When a consultant is talking the need to have multiple voter contacts, they don’t mean obsessively calling the voter up, over and over (though there is an element of that) – they mean multiple contacts over multiple media: a phone call, a knock at the door, several pieces of mail, and your ad playing on cable in their zip code (hopefully during a television they like to watch).
It is possible to have a long, philosophical argument over whether paid phones are a form of paid media or field (political campaigning, as a profession, is not immune from a certain amount of balkanization). As a rule, I would put them into the field column, but I will give my thoughts on them.

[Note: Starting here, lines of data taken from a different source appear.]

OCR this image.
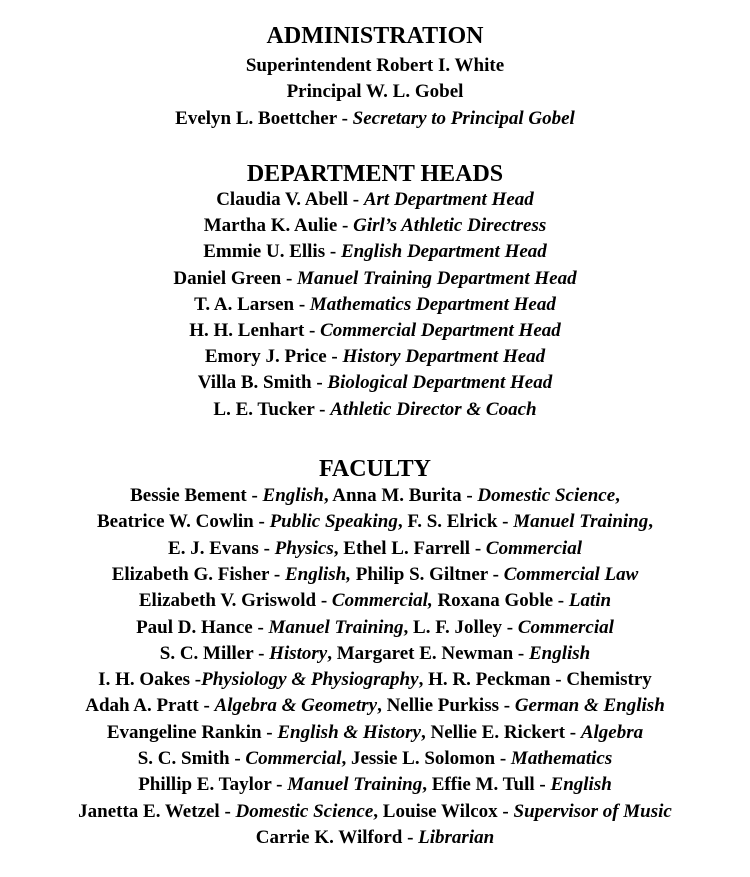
ADMINISTRATION
Superintendent Robert I. White
Principal W. L. Gobel
Evelyn L. Boettcher - Secretary to Principal Gobel
DEPARTMENT HEADS
Claudia V. Abell - Art Department Head
Martha K. Aulie - Girl’s Athletic Directress
Emmie U. Ellis - English Department Head
Daniel Green - Manuel Training Department Head
T. A. Larsen - Mathematics Department Head
H. H. Lenhart - Commercial Department Head
Emory J. Price - History Department Head
Villa B. Smith - Biological Department Head
L. E. Tucker - Athletic Director & Coach
FACULTY
Bessie Bement - English, Anna M. Burita - Domestic Science,
Beatrice W. Cowlin - Public Speaking, F. S. Elrick - Manuel Training,
E. J. Evans - Physics, Ethel L. Farrell - Commercial
Elizabeth G. Fisher - English, Philip S. Giltner - Commercial Law
Elizabeth V. Griswold - Commercial, Roxana Goble - Latin
Paul D. Hance - Manuel Training, L. F. Jolley - Commercial
S. C. Miller - History, Margaret E. Newman - English
I. H. Oakes -Physiology & Physiography, H. R. Peckman - Chemistry
Adah A. Pratt - Algebra & Geometry, Nellie Purkiss - German & English
Evangeline Rankin - English & History, Nellie E. Rickert - Algebra
S. C. Smith - Commercial, Jessie L. Solomon - Mathematics
Phillip E. Taylor - Manuel Training, Effie M. Tull - English
Janetta E. Wetzel - Domestic Science, Louise Wilcox - Supervisor of Music
Carrie K. Wilford - Librarian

Live phone calls, wherein you hire a phone vendor who has a boiler room somewhere an underpaid college students make calls, using a script you provide and deliver message, often ending with some question gauging the voter’s level of support (or lack thereof). You can skip the ending question to shave a huge percentage of the per call costs, but you also lose the opportunity add important data (like if someone is going to vote for you – very important to know, if possible) and you lose a lot of the value of the whole process.
Robo-calls are what you do when you can’t afford anything else. I won’t lie – I’ve used robo-calls, which is to say, I’ve been broke. I can even recommend a very good vendor, if you like. But robo-calls really don’t do a lot of good. They have only value – they are a cheap way to GOTV voters who are already on your side. They are not just a bad way to get across a persuasion message (in other words, trying convince an undecided voter), they are borderline useless. If someone recommends using robo-calls when are you are not so broke that you don’t have bucket to piss in, you should ignore that person. Forever. Seriously – because they have no idea what they are talking about. They probably ate paint chips as child.